L'exercice : Asseyez-vous confortablement. Commencez à respirer lentement, calmement. Au besoin, allumez une chandelle ou de l'encens. Si vous ne pouvez pas vous tenir à genoux, trouvez une chaise et asseyez-vous de sorte à avoir le dossier devant vous, et non derrière vous. Tenez votre dos le plus droit possible. Il est préférable de se tenir assis à genoux sur un petit coussin à même le sol. Assurez-vous tout de même que votre pelvis soit situé au-dessus de vos genoux, sans quoi vous contraindrez douloureusement votre dos ! Vous pouvez installer une serviette d'éponge sous vous pieds pour vous sentir plus à l'aise, en particulier si vous êtes sur un plancher sans moquette. Ralentissez votre respiration. Il est temps de commencer.

Imaginez votre colonne vertébrale poussant comme la tige d'une fleur, depuis votre pelvis, et vos épaules délicatement ouvertes, comme la corolle de cette fleur. Ajustez la position de votre tête, jusqu'à ce que vous ressentiez que votre crâne repose directement au sommet de votre colonne vertébrale. Vous devrez peut-être reculer votre menton pour vous assurer que votre tête est bien droite et bien haute, plutôt que trop en avant, comme c'est souvent le cas. Laissez vos mains confortablement posées sur vos genoux, ou, paumes vers le haut, mettez votre main droite sur votre main gauche, vos deux pouces se touchant à peine. Ressentez votre respiration. Elle emplit votre abdomen, sentez comme il se dilate, alors que vos muscles s'ouvrent pour laisser entrer l'air. L'inspiration doit commencer très bas dans le ventre, puis monter et emplir l'espace entre vos côtes flottantes, pour finalement prendre tout le thorax.

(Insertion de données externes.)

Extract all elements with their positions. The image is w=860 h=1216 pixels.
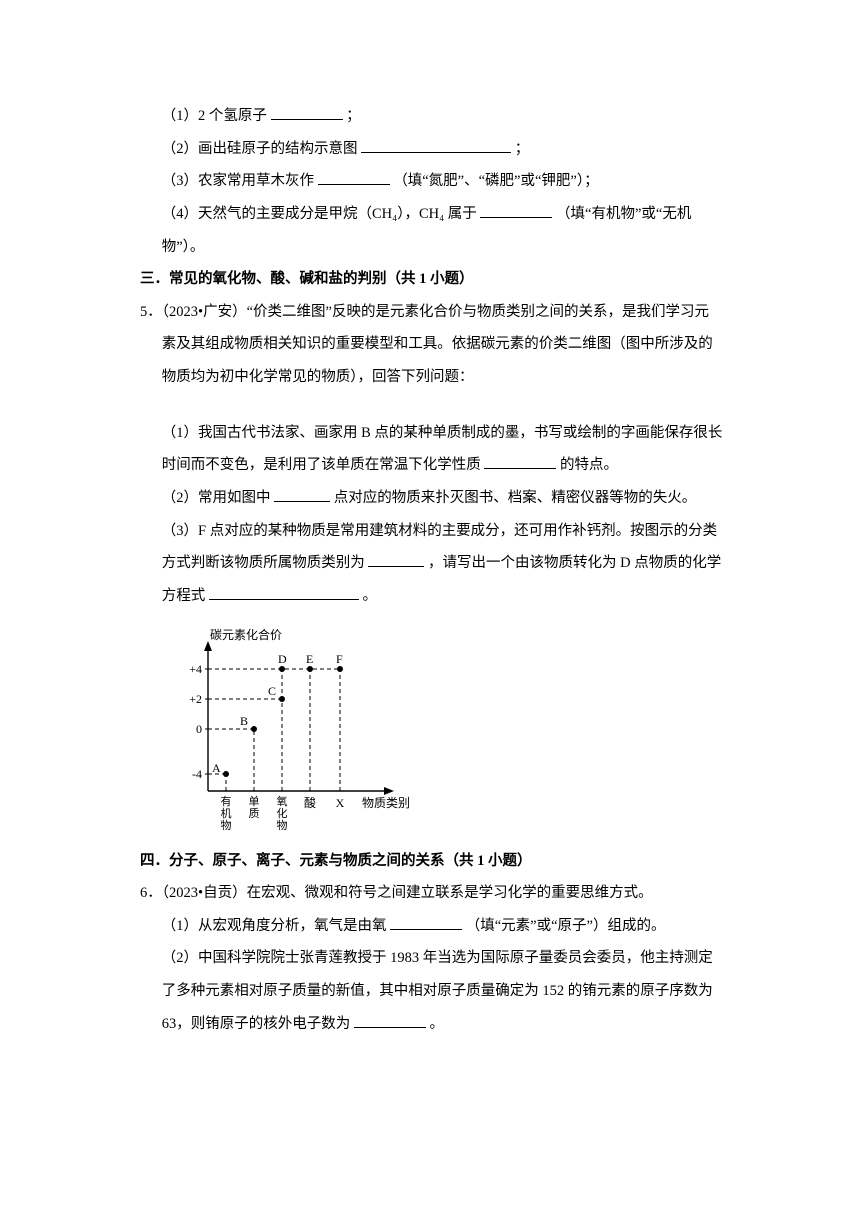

Laissez l'expiration se faire naturellement, dans un mouvement inverse. Doucement. Sûrement. Assis. Respirez. Laissez s'ouvrir un espace immobile, là, en profondeur, en vous.

Il y a cet espace calme et immobile en vous, dans votre ventre. Respire-y. Sentez-le s'ouvrir. Puis sentez comme l'énergie monte le long de votre colonne vertébrale - ancrée dans ce lieu immobile et calme - puis circule tout le long jusqu'à la base de votre crâne, s'ouvrant vers le globe de l'Âme Oiseau. Sentez le lien entre cette immobilité en vous et l'énergie provenant de la base de votre crâne, entourant la sphère de l'Âme Oiseau comme une capuche. Commencez à ressentir votre Âme-Oiseau : elle regarde, elle attend, elle est à l'écoute. Chaque fois que du bavardage mental inutile, ou des soucis, feront leur apparition en vous pendant votre méditation, respirez, et ressentez cette Âme-Oiseau. Elle est témoin. Elle est cette part de vous qui accepte tous vos défauts, avec compassion. Continuez de respirez. Restez assis. Soyez ouvert et attentif à chaque part de vous. S'asseoir ainsi, être "témoin de soi-même", est une des choses les plus difficiles que vous puissiez faire, et une des plus empreintes de compassion. Vous êtes sacré(e). Vous êtes aimé(e), tout entier/entière.

Lorsque vous aurez pris l'habitude de cette posture et de cet exercice, vous pourrez essayer de vous asseoir pour des durées un peu plus longues. Vingt minutes sont plus faciles que dix, que vous le croyez ou non, parce que tout ce qui, en vous, veut vous persuader que vous mourrez si vous restez immobile plus de quelques minutes finit par se calmer. Mais d'autres états de conscience, plus profonds, profitent de ce calme pour apparaître. Vous pouvez essayer pendant quarante minutes. Cela dit, il vaut mieux cinq minutes par jour, tous les jours, comme base de travail, plutôt que rien du tout.